Prime Minister Gaston Browne said 95% of buildings on Barbuda had been damaged, and the island was "literally under water" and "barely habitable".
About 50% of the Barbuda population was now homeless, he told the BBC.
However, Antigua, with a population of 80,000, escaped major damage, with no loss of life.
St Martin, St Barts and Anguilla
The category five storm then pummelled St Martin and St Barts - popular holiday destinations - on the same day.
The hurricane left more than two-thirds of homes on the Dutch side of the island of St Martin uninhabitable, with no electricity, gas or drinking water, and four people confirmed dead.
The French government has said its side of St Martin - known as Saint-Martin - has sustained about €1.2bn ($1.44bn; £1.1bn) in damage, with nine deaths across Saint-Martin and St Barts.
French Interior Minister Gerard Collomb said there had been "massive destruction" to the islands.
The nearby British overseas territory of Anguilla also had extensive damage, with one person killed.
British Virgin Islands and US Virgin Islands
There was widespread damage reported on both island chains after Irma hit them later on Wednesday, with five dead in the British Virgin Islands and at least four killed in the US Virgin Islands.
Sharon Flax-Brutus, director of tourism for the British Virgin Islands (BVI), said the damage was difficult to assess because communications were down, but that "many homes are without roofs, or have been diminished to merely foundations".
Following the storm, some residents described looting and said people were walking around with machetes to cut trees down.
Hurricane Irma skirted Puerto Rico late on Wednesday, causing waves of up to 30ft (9m) off the capital San Juan.
Although the US territory avoided a direct hit, its infrastructure was badly affected - more than half of the island's three million residents were without power and officials said many could be cut off for several days.
At least three deaths were reported on the island.
Haiti and the Dominican Republic
Both countries were battered by the storm and experienced flooding, but neither had as much damage as initially feared.
Irma caused power outages and some damage to roofs and farms in the northern parts of the countries.
In the Dominican Republic, about 20,000 people were evacuated ahead of the storm.
Turks and Caicos Islands
Irma struck the Turks and Caicos on Thursday.
On the archipelago of Turks and Caicos, with its population of about 35,000, one witness described a drop in pressure that could be felt in people's chests.
Irma ripped off roofs on the main island, Grand Turk, flooded streets, snapped utility poles and caused a widespread black-out.

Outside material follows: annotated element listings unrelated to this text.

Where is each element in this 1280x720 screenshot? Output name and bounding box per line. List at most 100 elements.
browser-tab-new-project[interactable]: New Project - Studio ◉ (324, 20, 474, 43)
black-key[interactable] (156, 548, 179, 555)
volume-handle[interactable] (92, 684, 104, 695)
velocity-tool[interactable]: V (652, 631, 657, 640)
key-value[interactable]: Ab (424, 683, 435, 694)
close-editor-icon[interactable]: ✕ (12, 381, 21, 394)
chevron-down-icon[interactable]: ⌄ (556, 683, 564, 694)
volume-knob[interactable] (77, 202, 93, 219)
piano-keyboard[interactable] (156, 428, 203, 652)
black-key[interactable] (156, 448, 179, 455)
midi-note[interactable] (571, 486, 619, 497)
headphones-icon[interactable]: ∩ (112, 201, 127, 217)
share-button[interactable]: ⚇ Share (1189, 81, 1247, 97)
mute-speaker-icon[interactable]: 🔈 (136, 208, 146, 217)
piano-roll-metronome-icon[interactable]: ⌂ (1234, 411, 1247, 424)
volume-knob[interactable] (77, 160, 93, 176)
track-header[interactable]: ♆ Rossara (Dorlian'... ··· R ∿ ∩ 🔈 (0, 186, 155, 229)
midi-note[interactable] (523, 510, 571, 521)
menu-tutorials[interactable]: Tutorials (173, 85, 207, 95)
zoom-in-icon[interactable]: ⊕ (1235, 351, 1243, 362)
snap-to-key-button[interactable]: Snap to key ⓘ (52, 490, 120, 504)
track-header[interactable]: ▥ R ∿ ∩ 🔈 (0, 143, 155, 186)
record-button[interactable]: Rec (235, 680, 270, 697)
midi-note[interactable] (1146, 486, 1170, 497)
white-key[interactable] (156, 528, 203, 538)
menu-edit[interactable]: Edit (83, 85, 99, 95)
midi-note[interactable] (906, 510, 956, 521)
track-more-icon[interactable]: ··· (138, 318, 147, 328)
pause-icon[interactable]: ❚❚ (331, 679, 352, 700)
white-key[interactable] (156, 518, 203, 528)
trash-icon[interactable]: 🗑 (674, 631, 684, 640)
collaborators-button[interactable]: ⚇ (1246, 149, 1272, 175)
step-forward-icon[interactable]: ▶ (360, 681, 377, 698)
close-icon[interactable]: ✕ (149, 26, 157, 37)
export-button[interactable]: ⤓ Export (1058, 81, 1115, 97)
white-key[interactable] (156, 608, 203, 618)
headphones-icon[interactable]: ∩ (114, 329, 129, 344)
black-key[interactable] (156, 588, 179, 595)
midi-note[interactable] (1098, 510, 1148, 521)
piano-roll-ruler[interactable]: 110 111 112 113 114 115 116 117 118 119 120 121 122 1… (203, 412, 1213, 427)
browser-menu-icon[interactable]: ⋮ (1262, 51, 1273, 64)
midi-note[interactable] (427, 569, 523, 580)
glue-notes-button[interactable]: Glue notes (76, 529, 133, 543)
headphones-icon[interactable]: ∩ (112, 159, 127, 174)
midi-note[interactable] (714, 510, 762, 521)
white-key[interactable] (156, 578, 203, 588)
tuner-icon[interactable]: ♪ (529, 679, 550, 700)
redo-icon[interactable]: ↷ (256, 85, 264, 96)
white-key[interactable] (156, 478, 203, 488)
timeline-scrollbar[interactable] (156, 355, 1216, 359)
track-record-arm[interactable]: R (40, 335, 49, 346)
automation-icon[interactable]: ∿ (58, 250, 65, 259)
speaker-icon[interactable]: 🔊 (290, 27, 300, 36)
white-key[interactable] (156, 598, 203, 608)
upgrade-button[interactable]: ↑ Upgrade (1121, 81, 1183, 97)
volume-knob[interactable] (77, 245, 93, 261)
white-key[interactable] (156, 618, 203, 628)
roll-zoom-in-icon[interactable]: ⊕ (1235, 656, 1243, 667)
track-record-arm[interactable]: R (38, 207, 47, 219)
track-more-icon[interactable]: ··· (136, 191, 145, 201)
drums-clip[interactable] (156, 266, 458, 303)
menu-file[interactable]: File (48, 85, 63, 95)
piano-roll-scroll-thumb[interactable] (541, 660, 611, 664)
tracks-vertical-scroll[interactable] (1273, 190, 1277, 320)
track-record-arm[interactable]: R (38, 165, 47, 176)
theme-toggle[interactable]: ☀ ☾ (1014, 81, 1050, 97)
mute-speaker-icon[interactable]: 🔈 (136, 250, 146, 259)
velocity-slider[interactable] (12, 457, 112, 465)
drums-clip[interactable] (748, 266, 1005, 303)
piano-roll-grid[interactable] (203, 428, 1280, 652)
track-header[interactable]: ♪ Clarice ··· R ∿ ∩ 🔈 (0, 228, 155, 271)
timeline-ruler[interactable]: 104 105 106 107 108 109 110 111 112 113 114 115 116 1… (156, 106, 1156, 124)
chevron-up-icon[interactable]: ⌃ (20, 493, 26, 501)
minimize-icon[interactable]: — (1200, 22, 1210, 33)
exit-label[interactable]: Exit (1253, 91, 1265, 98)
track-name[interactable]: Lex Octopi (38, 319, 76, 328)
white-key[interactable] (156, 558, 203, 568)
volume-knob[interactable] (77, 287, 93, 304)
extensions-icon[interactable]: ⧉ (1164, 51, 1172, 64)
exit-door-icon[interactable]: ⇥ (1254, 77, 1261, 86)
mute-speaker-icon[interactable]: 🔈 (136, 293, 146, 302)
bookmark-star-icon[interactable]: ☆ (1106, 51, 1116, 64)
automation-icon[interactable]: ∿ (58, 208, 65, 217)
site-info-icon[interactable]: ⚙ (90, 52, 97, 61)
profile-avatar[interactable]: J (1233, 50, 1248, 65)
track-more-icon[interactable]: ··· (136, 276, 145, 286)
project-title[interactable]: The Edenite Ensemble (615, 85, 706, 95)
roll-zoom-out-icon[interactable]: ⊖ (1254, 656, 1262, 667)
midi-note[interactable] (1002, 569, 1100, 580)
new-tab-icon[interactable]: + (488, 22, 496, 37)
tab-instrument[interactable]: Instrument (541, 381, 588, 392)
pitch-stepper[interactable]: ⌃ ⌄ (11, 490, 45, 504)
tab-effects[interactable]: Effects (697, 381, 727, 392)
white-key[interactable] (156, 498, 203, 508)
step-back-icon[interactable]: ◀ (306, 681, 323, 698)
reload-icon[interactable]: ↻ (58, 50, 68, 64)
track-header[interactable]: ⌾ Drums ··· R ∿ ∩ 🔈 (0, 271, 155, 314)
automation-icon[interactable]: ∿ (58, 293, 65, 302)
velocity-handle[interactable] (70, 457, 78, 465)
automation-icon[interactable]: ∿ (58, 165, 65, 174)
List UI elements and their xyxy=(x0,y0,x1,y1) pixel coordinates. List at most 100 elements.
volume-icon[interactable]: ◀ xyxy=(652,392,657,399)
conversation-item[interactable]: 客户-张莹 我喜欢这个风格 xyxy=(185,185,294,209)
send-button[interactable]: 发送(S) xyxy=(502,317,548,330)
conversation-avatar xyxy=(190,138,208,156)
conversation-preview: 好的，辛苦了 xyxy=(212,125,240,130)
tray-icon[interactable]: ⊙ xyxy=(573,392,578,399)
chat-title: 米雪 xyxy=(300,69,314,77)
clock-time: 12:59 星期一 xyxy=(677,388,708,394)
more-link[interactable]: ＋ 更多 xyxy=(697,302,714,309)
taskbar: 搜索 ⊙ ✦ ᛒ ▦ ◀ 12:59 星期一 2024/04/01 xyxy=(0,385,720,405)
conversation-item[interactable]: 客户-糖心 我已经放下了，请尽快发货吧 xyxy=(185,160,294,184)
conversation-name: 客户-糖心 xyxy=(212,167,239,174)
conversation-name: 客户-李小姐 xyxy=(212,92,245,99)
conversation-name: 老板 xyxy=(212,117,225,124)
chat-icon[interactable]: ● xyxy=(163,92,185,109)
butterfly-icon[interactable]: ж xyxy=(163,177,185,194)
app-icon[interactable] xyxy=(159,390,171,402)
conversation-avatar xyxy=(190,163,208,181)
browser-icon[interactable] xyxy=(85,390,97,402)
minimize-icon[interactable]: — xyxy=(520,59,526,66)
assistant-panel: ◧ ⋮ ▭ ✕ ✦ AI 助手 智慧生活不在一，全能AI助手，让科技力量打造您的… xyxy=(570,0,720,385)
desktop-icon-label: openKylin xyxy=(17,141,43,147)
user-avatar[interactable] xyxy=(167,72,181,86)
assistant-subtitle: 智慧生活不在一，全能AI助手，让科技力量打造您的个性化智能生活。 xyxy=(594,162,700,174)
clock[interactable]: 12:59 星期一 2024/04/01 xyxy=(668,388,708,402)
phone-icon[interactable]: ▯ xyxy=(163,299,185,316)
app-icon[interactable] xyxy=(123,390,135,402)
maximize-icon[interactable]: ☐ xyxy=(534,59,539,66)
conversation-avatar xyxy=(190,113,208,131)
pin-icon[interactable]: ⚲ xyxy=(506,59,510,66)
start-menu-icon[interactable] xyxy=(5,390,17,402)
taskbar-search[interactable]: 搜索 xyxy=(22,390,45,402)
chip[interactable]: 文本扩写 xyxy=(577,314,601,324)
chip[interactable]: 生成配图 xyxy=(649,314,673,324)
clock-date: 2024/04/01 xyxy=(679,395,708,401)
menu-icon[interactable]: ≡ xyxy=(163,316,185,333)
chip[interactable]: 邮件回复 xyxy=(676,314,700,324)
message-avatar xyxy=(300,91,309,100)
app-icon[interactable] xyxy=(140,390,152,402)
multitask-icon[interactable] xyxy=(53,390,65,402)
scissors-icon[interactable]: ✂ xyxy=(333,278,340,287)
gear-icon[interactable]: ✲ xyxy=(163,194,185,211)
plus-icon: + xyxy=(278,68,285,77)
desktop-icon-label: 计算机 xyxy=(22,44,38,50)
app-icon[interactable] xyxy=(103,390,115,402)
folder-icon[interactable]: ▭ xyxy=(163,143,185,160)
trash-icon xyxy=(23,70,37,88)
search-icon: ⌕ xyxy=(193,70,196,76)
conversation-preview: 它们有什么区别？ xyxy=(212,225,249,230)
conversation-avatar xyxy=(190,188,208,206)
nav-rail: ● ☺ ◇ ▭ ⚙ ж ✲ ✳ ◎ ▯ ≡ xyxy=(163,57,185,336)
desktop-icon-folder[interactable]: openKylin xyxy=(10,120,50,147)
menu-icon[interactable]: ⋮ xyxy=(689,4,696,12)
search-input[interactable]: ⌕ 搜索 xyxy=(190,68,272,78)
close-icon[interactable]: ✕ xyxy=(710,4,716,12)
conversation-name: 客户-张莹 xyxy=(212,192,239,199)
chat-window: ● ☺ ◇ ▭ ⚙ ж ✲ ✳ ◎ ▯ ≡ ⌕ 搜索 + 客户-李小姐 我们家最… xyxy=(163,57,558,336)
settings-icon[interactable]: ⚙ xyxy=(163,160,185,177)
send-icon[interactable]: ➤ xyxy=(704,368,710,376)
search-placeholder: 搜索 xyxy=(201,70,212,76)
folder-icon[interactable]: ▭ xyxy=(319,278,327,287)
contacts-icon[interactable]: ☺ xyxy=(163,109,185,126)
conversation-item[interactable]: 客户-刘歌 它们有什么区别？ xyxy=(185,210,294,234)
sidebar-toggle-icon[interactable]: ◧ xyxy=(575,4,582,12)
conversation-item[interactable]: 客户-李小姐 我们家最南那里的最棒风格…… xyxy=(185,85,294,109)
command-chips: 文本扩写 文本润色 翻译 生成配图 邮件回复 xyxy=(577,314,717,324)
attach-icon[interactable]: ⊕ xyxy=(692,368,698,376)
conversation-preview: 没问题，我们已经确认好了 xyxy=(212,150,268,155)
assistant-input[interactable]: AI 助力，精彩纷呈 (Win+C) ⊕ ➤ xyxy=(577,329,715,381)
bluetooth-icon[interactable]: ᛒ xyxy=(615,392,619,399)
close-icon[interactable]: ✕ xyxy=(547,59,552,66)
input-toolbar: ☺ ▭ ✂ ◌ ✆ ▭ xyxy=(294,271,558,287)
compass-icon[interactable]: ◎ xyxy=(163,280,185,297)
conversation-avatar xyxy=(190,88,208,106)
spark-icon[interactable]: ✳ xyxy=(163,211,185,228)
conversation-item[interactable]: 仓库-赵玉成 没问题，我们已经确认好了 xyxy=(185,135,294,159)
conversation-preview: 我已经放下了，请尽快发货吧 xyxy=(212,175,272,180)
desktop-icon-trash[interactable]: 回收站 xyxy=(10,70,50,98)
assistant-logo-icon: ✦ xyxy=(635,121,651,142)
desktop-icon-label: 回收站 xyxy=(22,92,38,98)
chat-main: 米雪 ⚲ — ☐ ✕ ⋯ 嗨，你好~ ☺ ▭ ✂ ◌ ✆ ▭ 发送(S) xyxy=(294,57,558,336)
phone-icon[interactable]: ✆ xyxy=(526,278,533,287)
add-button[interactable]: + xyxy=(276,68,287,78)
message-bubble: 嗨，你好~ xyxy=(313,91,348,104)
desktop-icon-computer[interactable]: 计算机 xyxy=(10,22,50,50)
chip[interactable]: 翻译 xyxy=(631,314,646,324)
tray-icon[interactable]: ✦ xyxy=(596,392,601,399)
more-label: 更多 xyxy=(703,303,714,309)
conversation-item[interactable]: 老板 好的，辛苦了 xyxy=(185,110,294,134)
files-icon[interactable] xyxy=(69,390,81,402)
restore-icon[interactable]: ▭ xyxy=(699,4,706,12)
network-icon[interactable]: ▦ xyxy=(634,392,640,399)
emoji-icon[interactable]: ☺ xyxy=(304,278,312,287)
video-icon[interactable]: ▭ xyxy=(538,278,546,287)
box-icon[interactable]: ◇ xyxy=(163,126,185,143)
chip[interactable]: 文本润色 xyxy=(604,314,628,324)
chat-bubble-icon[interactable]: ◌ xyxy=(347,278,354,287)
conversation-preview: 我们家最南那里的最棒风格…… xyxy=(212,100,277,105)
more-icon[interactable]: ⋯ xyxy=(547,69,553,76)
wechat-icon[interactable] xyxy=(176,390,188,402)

Ten people were killed after Irma made landfall on Cuba late on Friday - the first category five hurricane to hit the country in decades.
About a million people, including tens of thousands of tourists, were evacuated ahead of the storm.
The hurricane battered the north of the island for several hours, with storm surges partially engulfing villages and whole communities left homeless.
Trees and telegraph poles collapsed, and there were power outages across Havana.
Irma arrived in Florida on Sunday as a category four storm.
Streets across the state were flooded and at least four deaths have so far been connected to the hurricane, which was downgraded to a tropical storm on Monday.
Millions remain without power, with the state's largest electricity provider, Florida Power & Light, saying some repairs make take time.
The clean-up operation in the US state has barely begun, but estimates by risk forecaster AIR Worldwide suggest $20bn to $40bn (£15bn to £30bn) in damage has been done to insured property alone.
Irma continues to move further inland.